All of the so-called hot-button issues now conveniently making headlines for rebels in need of a cause had over the years featured consistently as lead stories in the STAR. Some occupied the paper’s front page, to the declared discomfort of particularly short-sighted tourist boards: eight- and ten-year-old babies producing babies, unreported by those whose duty it was to report such crimes to the police. On at least three unforgettable occasions this newspaper exclusively covered instances when child molesters appeared before the courts, only to be left off the hook and ordered to “keep the peace for three months!”—whatever that meant. Who knows what happened to their little victims?

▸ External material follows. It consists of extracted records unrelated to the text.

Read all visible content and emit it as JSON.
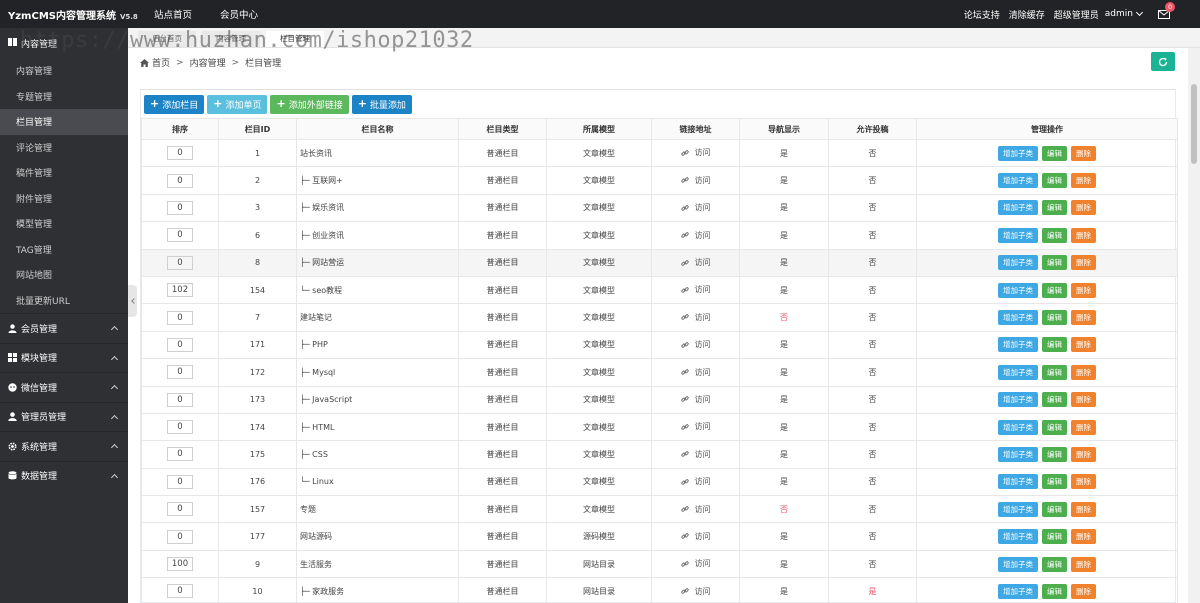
{
  "app": {
    "name": "YzmCMS内容管理系统",
    "version": "V5.8"
  },
  "topnav": [
    "站点首页",
    "会员中心"
  ],
  "topright": {
    "links": [
      "论坛支持",
      "清除缓存",
      "超级管理员"
    ],
    "user": "admin",
    "msg_count": "0"
  },
  "watermark": "https://www.huzhan.com/ishop21032",
  "tabs": [
    "后台首页",
    "内容管理",
    "栏目管理"
  ],
  "sidebar": {
    "section": "内容管理",
    "subs": [
      "内容管理",
      "专题管理",
      "栏目管理",
      "评论管理",
      "稿件管理",
      "附件管理",
      "模型管理",
      "TAG管理",
      "网站地图",
      "批量更新URL"
    ],
    "active_index": 2,
    "groups": [
      {
        "label": "会员管理",
        "icon": "user-icon"
      },
      {
        "label": "模块管理",
        "icon": "grid-icon"
      },
      {
        "label": "微信管理",
        "icon": "wechat-icon"
      },
      {
        "label": "管理员管理",
        "icon": "admin-icon"
      },
      {
        "label": "系统管理",
        "icon": "gear-icon"
      },
      {
        "label": "数据管理",
        "icon": "database-icon"
      }
    ]
  },
  "breadcrumb": [
    "首页",
    "内容管理",
    "栏目管理"
  ],
  "actions": [
    "添加栏目",
    "添加单页",
    "添加外部链接",
    "批量添加"
  ],
  "table": {
    "headers": [
      "排序",
      "栏目ID",
      "栏目名称",
      "栏目类型",
      "所属模型",
      "链接地址",
      "导航显示",
      "允许投稿",
      "管理操作"
    ],
    "visit_label": "访问",
    "op_labels": {
      "sub": "增加子类",
      "edit": "编辑",
      "del": "删除"
    },
    "rows": [
      {
        "sort": "0",
        "id": "1",
        "name": "站长资讯",
        "type": "普通栏目",
        "model": "文章模型",
        "nav": "是",
        "contrib": "否"
      },
      {
        "sort": "0",
        "id": "2",
        "name": "├─ 互联网+",
        "type": "普通栏目",
        "model": "文章模型",
        "nav": "是",
        "contrib": "否"
      },
      {
        "sort": "0",
        "id": "3",
        "name": "├─ 娱乐资讯",
        "type": "普通栏目",
        "model": "文章模型",
        "nav": "是",
        "contrib": "否"
      },
      {
        "sort": "0",
        "id": "6",
        "name": "├─ 创业资讯",
        "type": "普通栏目",
        "model": "文章模型",
        "nav": "是",
        "contrib": "否"
      },
      {
        "sort": "0",
        "id": "8",
        "name": "├─ 网站营运",
        "type": "普通栏目",
        "model": "文章模型",
        "nav": "是",
        "contrib": "否"
      },
      {
        "sort": "102",
        "id": "154",
        "name": "└─ seo教程",
        "type": "普通栏目",
        "model": "文章模型",
        "nav": "是",
        "contrib": "否"
      },
      {
        "sort": "0",
        "id": "7",
        "name": "建站笔记",
        "type": "普通栏目",
        "model": "文章模型",
        "nav": "否",
        "contrib": "否"
      },
      {
        "sort": "0",
        "id": "171",
        "name": "├─ PHP",
        "type": "普通栏目",
        "model": "文章模型",
        "nav": "是",
        "contrib": "否"
      },
      {
        "sort": "0",
        "id": "172",
        "name": "├─ Mysql",
        "type": "普通栏目",
        "model": "文章模型",
        "nav": "是",
        "contrib": "否"
      },
      {
        "sort": "0",
        "id": "173",
        "name": "├─ JavaScript",
        "type": "普通栏目",
        "model": "文章模型",
        "nav": "是",
        "contrib": "否"
      },
      {
        "sort": "0",
        "id": "174",
        "name": "├─ HTML",
        "type": "普通栏目",
        "model": "文章模型",
        "nav": "是",
        "contrib": "否"
      },
      {
        "sort": "0",
        "id": "175",
        "name": "├─ CSS",
        "type": "普通栏目",
        "model": "文章模型",
        "nav": "是",
        "contrib": "否"
      },
      {
        "sort": "0",
        "id": "176",
        "name": "└─ Linux",
        "type": "普通栏目",
        "model": "文章模型",
        "nav": "是",
        "contrib": "否"
      },
      {
        "sort": "0",
        "id": "157",
        "name": "专题",
        "type": "普通栏目",
        "model": "文章模型",
        "nav": "否",
        "contrib": "否"
      },
      {
        "sort": "0",
        "id": "177",
        "name": "网站源码",
        "type": "普通栏目",
        "model": "源码模型",
        "nav": "是",
        "contrib": "否"
      },
      {
        "sort": "100",
        "id": "9",
        "name": "生活服务",
        "type": "普通栏目",
        "model": "网站目录",
        "nav": "是",
        "contrib": "否"
      },
      {
        "sort": "0",
        "id": "10",
        "name": "├─ 家政服务",
        "type": "普通栏目",
        "model": "网站目录",
        "nav": "是",
        "contrib": "是"
      }
    ],
    "highlight_row": 4
  },
  "colors": {
    "topbar": "#222326",
    "sidebar": "#2f3034",
    "primary": "#1c84c6",
    "info": "#5bc0de",
    "success": "#5cb85c",
    "warning": "#f0812d",
    "danger": "#ed5565"
  }
}
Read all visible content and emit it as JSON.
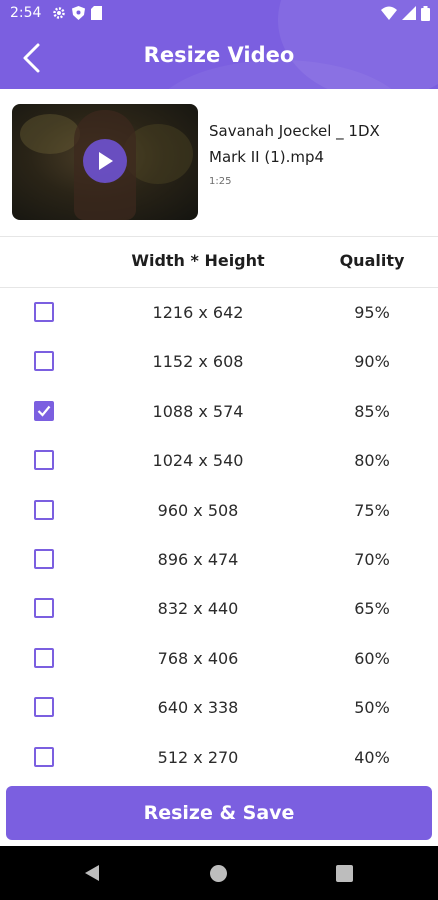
{
  "status_bar": {
    "time": "2:54"
  },
  "header": {
    "title": "Resize Video"
  },
  "video": {
    "name": "Savanah Joeckel _ 1DX Mark II (1).mp4",
    "duration": "1:25"
  },
  "table": {
    "headers": {
      "size": "Width * Height",
      "quality": "Quality"
    },
    "rows": [
      {
        "size": "1216 x 642",
        "quality": "95%",
        "checked": false
      },
      {
        "size": "1152 x 608",
        "quality": "90%",
        "checked": false
      },
      {
        "size": "1088 x 574",
        "quality": "85%",
        "checked": true
      },
      {
        "size": "1024 x 540",
        "quality": "80%",
        "checked": false
      },
      {
        "size": "960 x 508",
        "quality": "75%",
        "checked": false
      },
      {
        "size": "896 x 474",
        "quality": "70%",
        "checked": false
      },
      {
        "size": "832 x 440",
        "quality": "65%",
        "checked": false
      },
      {
        "size": "768 x 406",
        "quality": "60%",
        "checked": false
      },
      {
        "size": "640 x 338",
        "quality": "50%",
        "checked": false
      },
      {
        "size": "512 x 270",
        "quality": "40%",
        "checked": false
      }
    ]
  },
  "actions": {
    "save_label": "Resize & Save"
  },
  "colors": {
    "accent": "#7b5fe0"
  }
}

The STAR also reported in detail the local tradition that encourages the buying off (by the accused) of careless parents whose children, some not yet teens, had been raped and otherwise sexually ravaged.

We also wrote critically about yesteryear administrations that discerned little wrong with destroying the environment, randomly cutting down trees, redirecting the sea tides, and the murdering of unsuspecting endangered turtles as they deposited their eggs on our beaches in the dark of night.

And yes we wrote about official corruption, for which the STAR was attacked even by God’s special agents from their varnished pulpits. As I say, somehow we’ve survived. And stayed sane—until this week when it really hit home that there was much truth in Santayana’s “the more things change . . .” Oh, but recovery was swift. My sadness was soon replaced by the uplifting realization that within the pages of the STAR lie all the evidence that the plague now upon us was created and nurtured by our own collective hand; that we are paying the price for our continuing selfishness, our self-numbed sense of right and wrong—our realized collective ambition to buck the natural order of things, to turn off the light of truth. Nothing to gloat over, true. But it’s a great feeling to know we did what we set out to do and never permitted the enemies of truth to have their way. Indisputably, for a very long time we’ve been living a lie, with all the concomitant consequences, and in the coming weeks the STAR will provide the horrifying evidence!